Dari kondisi pandemi ini ane belajar untuk tidak terlalu fokus pada badai dalam kehidupan. Badai kehidupan datang dan pergi. Namun, hal yang perlu ane fokuskan adalah, “Akan jadi orang seperti apakah saya saat badai ini sudah berlalu?” Apakah ane akan menjadi orang yang sama saja, semakin mengalami kemunduran, atau ane bisa keluar sebagai pemenang dan berhasil menjadi versi diri yang lebih baik dari sebelumnya?
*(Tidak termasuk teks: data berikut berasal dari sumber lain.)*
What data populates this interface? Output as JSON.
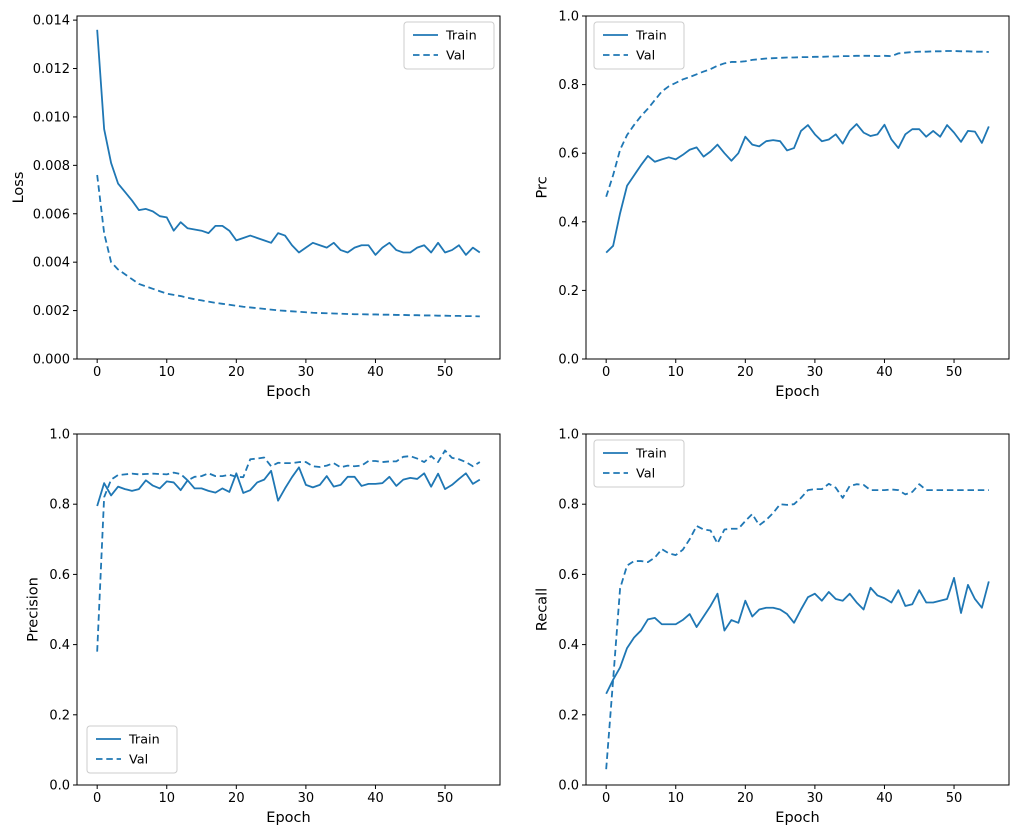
{
  "figure": {
    "background": "#ffffff",
    "line_color": "#1f77b4",
    "spine_color": "#000000",
    "legend_border_color": "#cccccc",
    "legend_labels": [
      "Train",
      "Val"
    ]
  },
  "epochs": [
    0,
    1,
    2,
    3,
    4,
    5,
    6,
    7,
    8,
    9,
    10,
    11,
    12,
    13,
    14,
    15,
    16,
    17,
    18,
    19,
    20,
    21,
    22,
    23,
    24,
    25,
    26,
    27,
    28,
    29,
    30,
    31,
    32,
    33,
    34,
    35,
    36,
    37,
    38,
    39,
    40,
    41,
    42,
    43,
    44,
    45,
    46,
    47,
    48,
    49,
    50,
    51,
    52,
    53,
    54,
    55
  ],
  "chart_data": [
    {
      "type": "line",
      "title": "",
      "xlabel": "Epoch",
      "ylabel": "Loss",
      "xlim": [
        -2.9,
        57.9
      ],
      "ylim": [
        0,
        0.01417
      ],
      "xticks": [
        0,
        10,
        20,
        30,
        40,
        50
      ],
      "xtick_labels": [
        "0",
        "10",
        "20",
        "30",
        "40",
        "50"
      ],
      "yticks": [
        0.0,
        0.002,
        0.004,
        0.006,
        0.008,
        0.01,
        0.012,
        0.014
      ],
      "ytick_labels": [
        "0.000",
        "0.002",
        "0.004",
        "0.006",
        "0.008",
        "0.010",
        "0.012",
        "0.014"
      ],
      "grid": false,
      "legend_loc": "upper-right",
      "series": [
        {
          "name": "Train",
          "style": "solid",
          "values": [
            0.0136,
            0.0095,
            0.0081,
            0.00725,
            0.0069,
            0.00655,
            0.00615,
            0.0062,
            0.0061,
            0.0059,
            0.00585,
            0.0053,
            0.00565,
            0.0054,
            0.00535,
            0.0053,
            0.0052,
            0.0055,
            0.0055,
            0.0053,
            0.0049,
            0.005,
            0.0051,
            0.005,
            0.0049,
            0.0048,
            0.0052,
            0.0051,
            0.0047,
            0.0044,
            0.0046,
            0.0048,
            0.0047,
            0.0046,
            0.0048,
            0.0045,
            0.0044,
            0.0046,
            0.0047,
            0.0047,
            0.0043,
            0.0046,
            0.0048,
            0.0045,
            0.0044,
            0.0044,
            0.0046,
            0.0047,
            0.0044,
            0.0048,
            0.0044,
            0.0045,
            0.0047,
            0.0043,
            0.0046,
            0.0044
          ]
        },
        {
          "name": "Val",
          "style": "dashed",
          "values": [
            0.0076,
            0.0052,
            0.004,
            0.0037,
            0.0035,
            0.0033,
            0.0031,
            0.003,
            0.0029,
            0.0028,
            0.0027,
            0.00265,
            0.0026,
            0.00253,
            0.00247,
            0.00242,
            0.00237,
            0.00232,
            0.00228,
            0.00224,
            0.0022,
            0.00216,
            0.00213,
            0.0021,
            0.00207,
            0.00204,
            0.00201,
            0.00199,
            0.00197,
            0.00195,
            0.00193,
            0.00191,
            0.0019,
            0.00189,
            0.00188,
            0.00187,
            0.00186,
            0.00185,
            0.00185,
            0.00184,
            0.00184,
            0.00183,
            0.00183,
            0.00182,
            0.00182,
            0.00181,
            0.00181,
            0.0018,
            0.0018,
            0.00179,
            0.00179,
            0.00178,
            0.00178,
            0.00177,
            0.00177,
            0.00176
          ]
        }
      ]
    },
    {
      "type": "line",
      "title": "",
      "xlabel": "Epoch",
      "ylabel": "Prc",
      "xlim": [
        -2.9,
        57.9
      ],
      "ylim": [
        0,
        1.0
      ],
      "xticks": [
        0,
        10,
        20,
        30,
        40,
        50
      ],
      "xtick_labels": [
        "0",
        "10",
        "20",
        "30",
        "40",
        "50"
      ],
      "yticks": [
        0.0,
        0.2,
        0.4,
        0.6,
        0.8,
        1.0
      ],
      "ytick_labels": [
        "0.0",
        "0.2",
        "0.4",
        "0.6",
        "0.8",
        "1.0"
      ],
      "grid": false,
      "legend_loc": "upper-left",
      "series": [
        {
          "name": "Train",
          "style": "solid",
          "values": [
            0.31,
            0.33,
            0.425,
            0.505,
            0.535,
            0.565,
            0.592,
            0.575,
            0.582,
            0.588,
            0.582,
            0.595,
            0.61,
            0.617,
            0.59,
            0.605,
            0.625,
            0.6,
            0.578,
            0.6,
            0.648,
            0.625,
            0.62,
            0.635,
            0.638,
            0.635,
            0.608,
            0.615,
            0.665,
            0.682,
            0.655,
            0.635,
            0.64,
            0.655,
            0.628,
            0.665,
            0.685,
            0.66,
            0.65,
            0.655,
            0.683,
            0.64,
            0.615,
            0.655,
            0.67,
            0.67,
            0.648,
            0.665,
            0.648,
            0.682,
            0.66,
            0.633,
            0.665,
            0.663,
            0.63,
            0.678
          ]
        },
        {
          "name": "Val",
          "style": "dashed",
          "values": [
            0.473,
            0.536,
            0.61,
            0.653,
            0.682,
            0.708,
            0.73,
            0.755,
            0.78,
            0.795,
            0.805,
            0.815,
            0.822,
            0.83,
            0.838,
            0.845,
            0.855,
            0.862,
            0.866,
            0.866,
            0.868,
            0.872,
            0.874,
            0.876,
            0.877,
            0.878,
            0.879,
            0.879,
            0.88,
            0.88,
            0.881,
            0.881,
            0.882,
            0.882,
            0.883,
            0.883,
            0.884,
            0.884,
            0.884,
            0.883,
            0.884,
            0.883,
            0.891,
            0.893,
            0.895,
            0.896,
            0.896,
            0.897,
            0.897,
            0.898,
            0.898,
            0.897,
            0.897,
            0.896,
            0.896,
            0.895
          ]
        }
      ]
    },
    {
      "type": "line",
      "title": "",
      "xlabel": "Epoch",
      "ylabel": "Precision",
      "xlim": [
        -2.9,
        57.9
      ],
      "ylim": [
        0,
        1.0
      ],
      "xticks": [
        0,
        10,
        20,
        30,
        40,
        50
      ],
      "xtick_labels": [
        "0",
        "10",
        "20",
        "30",
        "40",
        "50"
      ],
      "yticks": [
        0.0,
        0.2,
        0.4,
        0.6,
        0.8,
        1.0
      ],
      "ytick_labels": [
        "0.0",
        "0.2",
        "0.4",
        "0.6",
        "0.8",
        "1.0"
      ],
      "grid": false,
      "legend_loc": "lower-left",
      "series": [
        {
          "name": "Train",
          "style": "solid",
          "values": [
            0.795,
            0.86,
            0.825,
            0.85,
            0.843,
            0.838,
            0.843,
            0.868,
            0.853,
            0.845,
            0.865,
            0.862,
            0.84,
            0.868,
            0.845,
            0.845,
            0.838,
            0.833,
            0.845,
            0.835,
            0.888,
            0.832,
            0.84,
            0.862,
            0.87,
            0.895,
            0.81,
            0.845,
            0.877,
            0.905,
            0.855,
            0.848,
            0.855,
            0.88,
            0.85,
            0.855,
            0.878,
            0.878,
            0.852,
            0.858,
            0.858,
            0.86,
            0.878,
            0.852,
            0.87,
            0.875,
            0.872,
            0.888,
            0.85,
            0.887,
            0.843,
            0.855,
            0.872,
            0.888,
            0.858,
            0.87
          ]
        },
        {
          "name": "Val",
          "style": "dashed",
          "values": [
            0.38,
            0.82,
            0.87,
            0.883,
            0.885,
            0.887,
            0.885,
            0.886,
            0.887,
            0.886,
            0.885,
            0.89,
            0.886,
            0.868,
            0.878,
            0.88,
            0.888,
            0.88,
            0.88,
            0.884,
            0.878,
            0.877,
            0.928,
            0.93,
            0.933,
            0.908,
            0.918,
            0.917,
            0.917,
            0.92,
            0.92,
            0.908,
            0.906,
            0.91,
            0.917,
            0.905,
            0.91,
            0.908,
            0.91,
            0.923,
            0.923,
            0.92,
            0.922,
            0.922,
            0.935,
            0.937,
            0.93,
            0.92,
            0.937,
            0.92,
            0.953,
            0.932,
            0.928,
            0.92,
            0.908,
            0.92
          ]
        }
      ]
    },
    {
      "type": "line",
      "title": "",
      "xlabel": "Epoch",
      "ylabel": "Recall",
      "xlim": [
        -2.9,
        57.9
      ],
      "ylim": [
        0,
        1.0
      ],
      "xticks": [
        0,
        10,
        20,
        30,
        40,
        50
      ],
      "xtick_labels": [
        "0",
        "10",
        "20",
        "30",
        "40",
        "50"
      ],
      "yticks": [
        0.0,
        0.2,
        0.4,
        0.6,
        0.8,
        1.0
      ],
      "ytick_labels": [
        "0.0",
        "0.2",
        "0.4",
        "0.6",
        "0.8",
        "1.0"
      ],
      "grid": false,
      "legend_loc": "upper-left",
      "series": [
        {
          "name": "Train",
          "style": "solid",
          "values": [
            0.26,
            0.3,
            0.335,
            0.39,
            0.42,
            0.44,
            0.472,
            0.476,
            0.458,
            0.458,
            0.458,
            0.47,
            0.487,
            0.45,
            0.48,
            0.51,
            0.545,
            0.44,
            0.47,
            0.462,
            0.525,
            0.48,
            0.5,
            0.505,
            0.505,
            0.5,
            0.487,
            0.462,
            0.5,
            0.535,
            0.545,
            0.525,
            0.55,
            0.53,
            0.525,
            0.545,
            0.52,
            0.5,
            0.562,
            0.54,
            0.532,
            0.52,
            0.555,
            0.51,
            0.515,
            0.555,
            0.52,
            0.52,
            0.525,
            0.53,
            0.59,
            0.49,
            0.57,
            0.53,
            0.505,
            0.58
          ]
        },
        {
          "name": "Val",
          "style": "dashed",
          "values": [
            0.045,
            0.3,
            0.56,
            0.625,
            0.638,
            0.638,
            0.635,
            0.648,
            0.672,
            0.66,
            0.655,
            0.67,
            0.7,
            0.738,
            0.728,
            0.725,
            0.688,
            0.728,
            0.73,
            0.73,
            0.752,
            0.772,
            0.74,
            0.755,
            0.775,
            0.8,
            0.798,
            0.8,
            0.818,
            0.84,
            0.843,
            0.843,
            0.858,
            0.847,
            0.818,
            0.852,
            0.857,
            0.855,
            0.84,
            0.84,
            0.84,
            0.842,
            0.84,
            0.828,
            0.835,
            0.857,
            0.84,
            0.84,
            0.84,
            0.84,
            0.84,
            0.84,
            0.84,
            0.84,
            0.84,
            0.84
          ]
        }
      ]
    }
  ]
}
Pandemi ini pun pasti akan berlalu. Pertanyaanya adalah, “Hal apa yang sudah kita lakukan atau berusaha untuk lakukan dimasa-masa sulit seperti ini? Apakah hal itu bersifat membangun dan bermanfaat atau malah sebaliknya?”
***
Ane menulis ini diawali oleh penerimaan akan realita, lalu berserah, dan diakhiri oleh rasa syukur. Semuanya bermuara pada pemahaman akan kebesaran dan kebaikan sang Pencipta. Pelajaran yang ane dapat ditengah pandemi COVID-19 ini juga akan ane terapkan untuk menghadapi realita dan masalah kehidupan ane yang lain.
Ane berharap semua yang membaca thread ini bisa mendapatkan pesan positif dan bisa turut menyebarkan kebaikan lewat kata-kata yang menguatkan bagi orang-orang sekitar. Semoga setiap dari kita bisa tetap sehat, yang sakit diberi kesembuhan, tetap semangat, saling menguatkan, dan saling mendukung. Semoga wabah COVID-19 ini juga bisa segera berlalu.